American music legend, and Aberdeen pantomime star, Jimmy Osmond has lamented the fact that people in his homeland simply “don’t get” the appeal of panto.
The 54-year-old, who rose to fame as the youngest member of the Osmonds singing group, says he unsuccessfully tried to bring the staple of Britain’s festive season to the USA on more than one occasion.
But his versions of Cinderella and Aladdin failed to elicit so much as a halfhearted “he’s behind you” from bemused stateside audiences.
Jimmy, who is being enthusiastically heckled as the evil sorcerer Abanazer in the production of Aladdin at His Majesty’s Theatre this Christmas, believes the secret to the panto’s enduring success is in audiences that are willing to throw themselves into the action.
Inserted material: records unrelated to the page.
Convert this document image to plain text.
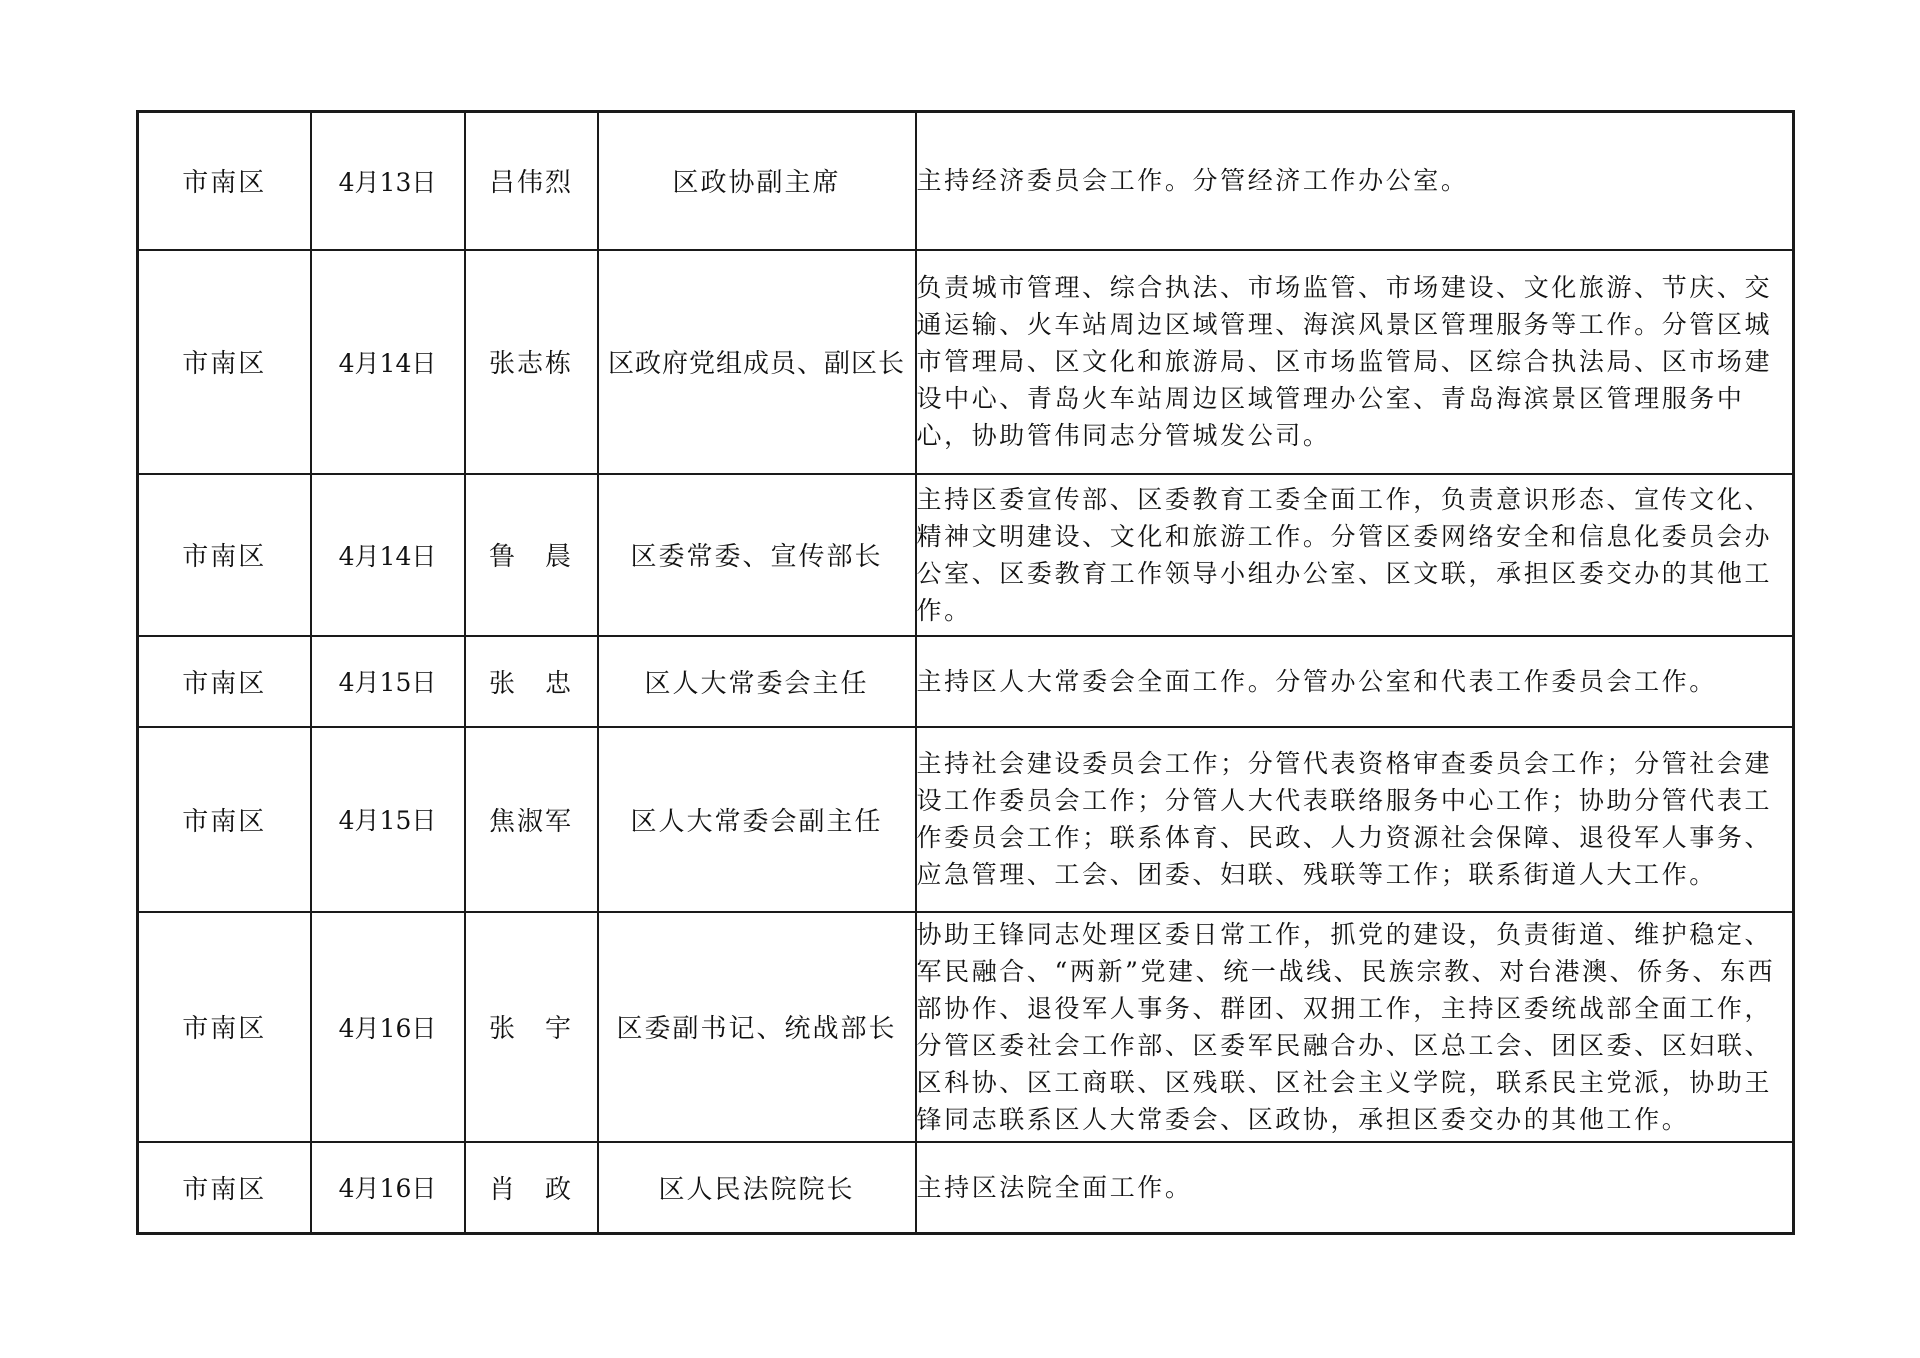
市南区	4月13日	吕伟烈	区政协副主席	主持经济委员会工作。分管经济工作办公室。
市南区	4月14日	张志栋	区政府党组成员、副区长	负责城市管理、综合执法、市场监管、市场建设、文化旅游、节庆、交通运输、火车站周边区域管理、海滨风景区管理服务等工作。分管区城市管理局、区文化和旅游局、区市场监管局、区综合执法局、区市场建设中心、青岛火车站周边区域管理办公室、青岛海滨景区管理服务中心，协助管伟同志分管城发公司。
市南区	4月14日	鲁　晨	区委常委、宣传部长	主持区委宣传部、区委教育工委全面工作，负责意识形态、宣传文化、精神文明建设、文化和旅游工作。分管区委网络安全和信息化委员会办公室、区委教育工作领导小组办公室、区文联，承担区委交办的其他工作。
市南区	4月15日	张　忠	区人大常委会主任	主持区人大常委会全面工作。分管办公室和代表工作委员会工作。
市南区	4月15日	焦淑军	区人大常委会副主任	主持社会建设委员会工作；分管代表资格审查委员会工作；分管社会建设工作委员会工作；分管人大代表联络服务中心工作；协助分管代表工作委员会工作；联系体育、民政、人力资源社会保障、退役军人事务、应急管理、工会、团委、妇联、残联等工作；联系街道人大工作。
市南区	4月16日	张　宇	区委副书记、统战部长	协助王锋同志处理区委日常工作，抓党的建设，负责街道、维护稳定、军民融合、“两新”党建、统一战线、民族宗教、对台港澳、侨务、东西部协作、退役军人事务、群团、双拥工作，主持区委统战部全面工作，分管区委社会工作部、区委军民融合办、区总工会、团区委、区妇联、区科协、区工商联、区残联、区社会主义学院，联系民主党派，协助王锋同志联系区人大常委会、区政协，承担区委交办的其他工作。
市南区	4月16日	肖　政	区人民法院院长	主持区法院全面工作。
He said: “I promoted pantomime a couple of times in America, but the crowds just didn’t get it.
“The magic of the show really lies in the audience, and I believe you have to have that tradition in you.
“People here really let loose when they come to a show, and that’s what makes it so special.”
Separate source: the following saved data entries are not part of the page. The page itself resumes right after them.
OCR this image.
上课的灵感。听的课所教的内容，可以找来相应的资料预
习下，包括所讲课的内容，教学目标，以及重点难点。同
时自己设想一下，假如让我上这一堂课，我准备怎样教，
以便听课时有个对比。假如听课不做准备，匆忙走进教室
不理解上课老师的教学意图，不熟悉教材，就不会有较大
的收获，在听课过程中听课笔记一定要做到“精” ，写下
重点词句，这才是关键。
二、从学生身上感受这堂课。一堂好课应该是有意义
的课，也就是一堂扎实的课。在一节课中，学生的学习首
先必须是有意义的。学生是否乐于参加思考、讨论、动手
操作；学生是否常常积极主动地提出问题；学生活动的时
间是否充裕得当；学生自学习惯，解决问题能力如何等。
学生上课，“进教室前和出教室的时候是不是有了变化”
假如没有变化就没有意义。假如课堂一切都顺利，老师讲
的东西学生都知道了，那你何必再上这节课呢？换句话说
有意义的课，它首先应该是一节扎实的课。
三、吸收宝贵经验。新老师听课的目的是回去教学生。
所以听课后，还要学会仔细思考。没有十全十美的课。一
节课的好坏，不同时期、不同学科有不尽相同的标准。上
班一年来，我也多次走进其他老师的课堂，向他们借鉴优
He added: “And I love that it is so spontaneous.
“The script can change, you can interact with the audience, and it can move in different ways depending on how people react.
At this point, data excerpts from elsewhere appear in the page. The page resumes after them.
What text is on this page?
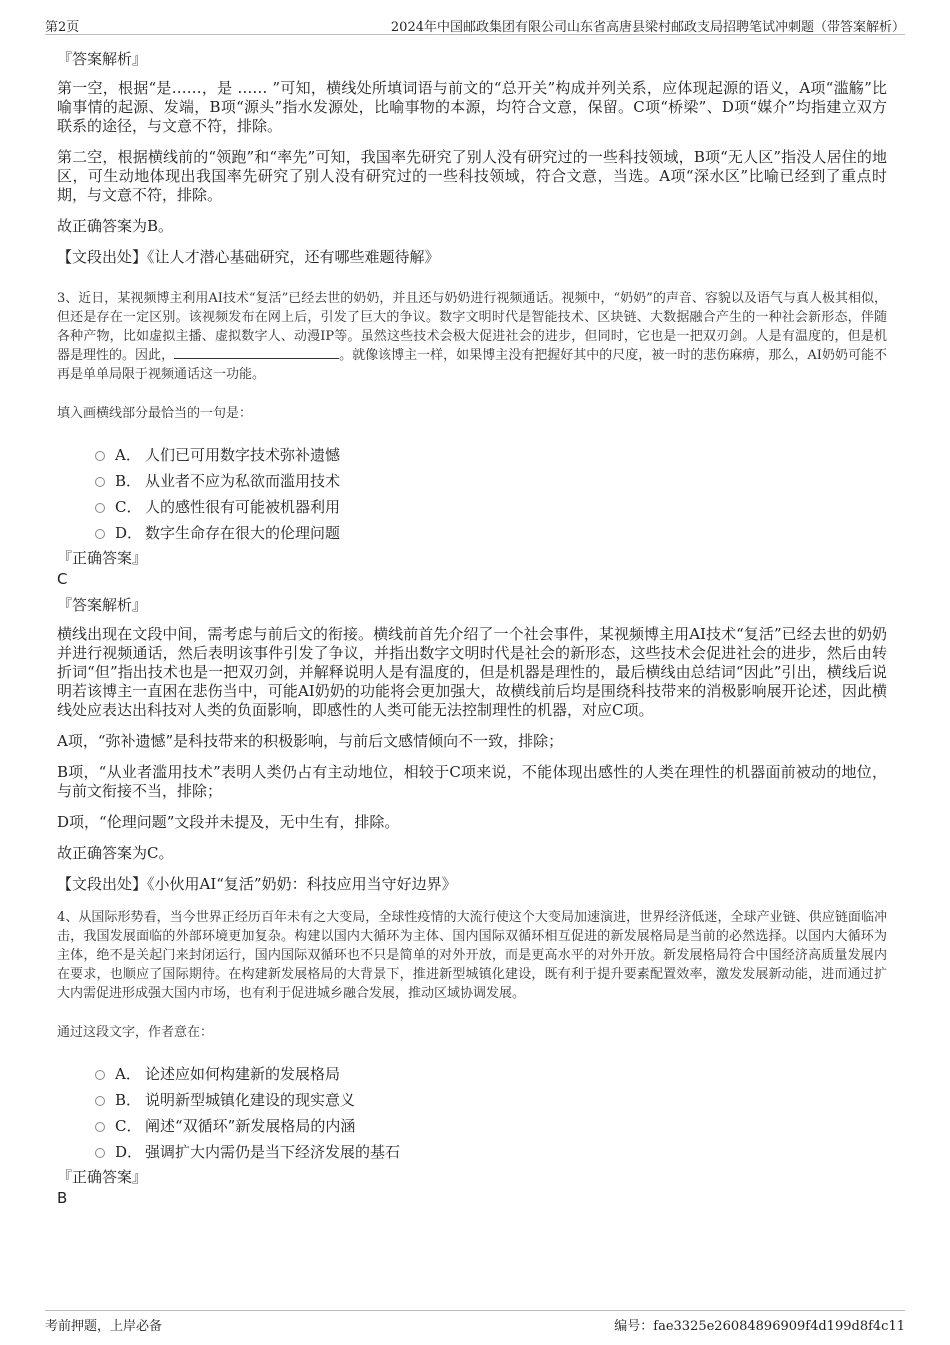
第2页	2024年中国邮政集团有限公司山东省高唐县梁村邮政支局招聘笔试冲刺题（带答案解析）
『答案解析』

第一空，根据“是……，是 …… ”可知，横线处所填词语与前文的“总开关”构成并列关系，应体现起源的语义，A项“滥觞”比喻事情的起源、发端，B项“源头”指水发源处，比喻事物的本源，均符合文意，保留。C项“桥梁”、D项“媒介”均指建立双方联系的途径，与文意不符，排除。

第二空，根据横线前的“领跑”和“率先”可知，我国率先研究了别人没有研究过的一些科技领域，B项“无人区”指没人居住的地区，可生动地体现出我国率先研究了别人没有研究过的一些科技领域，符合文意，当选。A项“深水区”比喻已经到了重点时期，与文意不符，排除。

故正确答案为B。

【文段出处】《让人才潜心基础研究，还有哪些难题待解》

3、近日，某视频博主利用AI技术“复活”已经去世的奶奶，并且还与奶奶进行视频通话。视频中，“奶奶”的声音、容貌以及语气与真人极其相似，但还是存在一定区别。该视频发布在网上后，引发了巨大的争议。数字文明时代是智能技术、区块链、大数据融合产生的一种社会新形态，伴随各种产物，比如虚拟主播、虚拟数字人、动漫IP等。虽然这些技术会极大促进社会的进步，但同时，它也是一把双刃剑。人是有温度的，但是机器是理性的。因此，	。就像该博主一样，如果博主没有把握好其中的尺度，被一时的悲伤麻痹，那么，AI奶奶可能不再是单单局限于视频通话这一功能。

填入画横线部分最恰当的一句是：
A． 人们已可用数字技术弥补遗憾
B． 从业者不应为私欲而滥用技术
C． 人的感性很有可能被机器利用
D． 数字生命存在很大的伦理问题
『正确答案』
C
『答案解析』

横线出现在文段中间，需考虑与前后文的衔接。横线前首先介绍了一个社会事件，某视频博主用AI技术“复活”已经去世的奶奶并进行视频通话，然后表明该事件引发了争议，并指出数字文明时代是社会的新形态，这些技术会促进社会的进步，然后由转折词“但”指出技术也是一把双刃剑，并解释说明人是有温度的，但是机器是理性的，最后横线由总结词“因此”引出，横线后说明若该博主一直困在悲伤当中，可能AI奶奶的功能将会更加强大，故横线前后均是围绕科技带来的消极影响展开论述，因此横线处应表达出科技对人类的负面影响，即感性的人类可能无法控制理性的机器，对应C项。

A项，“弥补遗憾”是科技带来的积极影响，与前后文感情倾向不一致，排除；

B项，“从业者滥用技术”表明人类仍占有主动地位，相较于C项来说，不能体现出感性的人类在理性的机器面前被动的地位，与前文衔接不当，排除；

D项，“伦理问题”文段并未提及，无中生有，排除。

故正确答案为C。

【文段出处】《小伙用AI“复活”奶奶：科技应用当守好边界》

4、从国际形势看，当今世界正经历百年未有之大变局，全球性疫情的大流行使这个大变局加速演进，世界经济低迷，全球产业链、供应链面临冲击，我国发展面临的外部环境更加复杂。构建以国内大循环为主体、国内国际双循环相互促进的新发展格局是当前的必然选择。以国内大循环为主体，绝不是关起门来封闭运行，国内国际双循环也不只是简单的对外开放，而是更高水平的对外开放。新发展格局符合中国经济高质量发展内在要求，也顺应了国际期待。在构建新发展格局的大背景下，推进新型城镇化建设，既有利于提升要素配置效率，激发发展新动能，进而通过扩大内需促进形成强大国内市场，也有利于促进城乡融合发展，推动区域协调发展。

通过这段文字，作者意在：
A． 论述应如何构建新的发展格局
B． 说明新型城镇化建设的现实意义
C． 阐述“双循环”新发展格局的内涵
D． 强调扩大内需仍是当下经济发展的基石
『正确答案』
B
考前押题，上岸必备	编号：fae3325e26084896909f4d199d8f4c11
“I think people like to see mistakes, and are forgiving of it in that environment.”
Jimmy entered the Guinness Book of World Records as the youngest performer to have a number one single in the UK when he was nine in 1972, with the success of Long Haired Lover from Liverpool.
As part of the Osmonds, he became a pop culture sensation in the 1970s.
In recent years, the Utah native has appeared on several TV shows, including the reality series I’m a Celebrity… Get Me Out of Here! in 2005.
And last year he was a finalist on Celebrity Masterchef, an appearance which provides one of the panto’s many jokes at Jimmy’s expense.
But Jimmy said he welcomes the torrent of gags that are cracked about his career as part of Aladdin.
He said: “If you can’t laugh at yourself after 50 years in show business, then you should quit. ”
Jordan Young, who plays Aladdin, is a veteran of 11 pantomimes at His Majesty’s Theatre.
However, he is used to treading the boards as the buffoonish but well-meaning Buttons character, while the lead role is taken by a less comically-inclined performer.
Jordan says that his Aladdin is not a typical leading man though, as his portrayal retains the “daftness” that youngsters have come to expect from him.
He said: “I’m playing Aladdin as the generic daft boy, he is a hero but he’s a daft one.”
The River City star added that he has come to regard Aberdeen as a “second home” following a decade of performing in one of the city’s most cherished winter traditions.
And he remains devoutly passionate about pantomime – despite its “terrifying” challenges.
“I absolutely adore panto, when I was younger I used to go and see it at the King’s Theatre in Glasgow where there would be actors like Gerard Kelly.
“I’m fiercely passionate about panto, I think it is an art and for many people it will be the one time of year they go to the theatre”, he said.
Jordan added: “Even after 10 years here though, I always get very nervous.
“We have less than a fortnight to rehearse a show that lasts two hours and 20 minutes with singing, dancing, effects, falling down and so many quick changes.
“A normal play, without any of those additions, would involve four weeks of rehearsing.”
The longstanding star of the show, Elaine C Smith, bowed out after last year’s pantomime – which was her eighth in the Granite City.
Actor Alan McHugh – who comedy fans may recognise from BBC Scotland’s Limmy’s Show, Rab C Nesbitt and Still Game – has written and directed the HMT pantomime for 14 years – as well as playing the show’s domineering dame.
And Alan conceded that penning the panto without its mainstay in Elaine C Smith had presented him with some challenges this year.
He said: “Elaine is a loss, and it was disappointing to lose her.
“But we have to take the positives from that, and it presented us with an opportunity to give the show a breath of fresh air.
“At first, we were looking for a like for like swap by getting a funny female but realised that nobody could replace Elaine.
“Eventually we decided to go for somebody completely different as the star, and Jimmy is great.”
Alan also offered an insight into his writing process, and his desire to pack the script with as many nods to the north-east as possible.
He said: “I usually start writing the show in April or May, and it goes through about eight or nine incarnations.
“Over the years I have come to know the various place names here, which have comedy written all over them.
“I have an A4 sheet beside my laptop, with all these Aberdeenshire villages printed on them for inspiration.”
Alan, who has spent thousands of hours performing in the outrageous garb of the show’s dame, admitted to some annoyance when people approach him and suggest that the 6ft Glaswegian “doesn’t look like a dame”.
Laughing as he pointed to his t-shirt and jeans, he said: “It’s not as if I’m going on stage like this.
“Once you put the costume on, you grow into the dame.”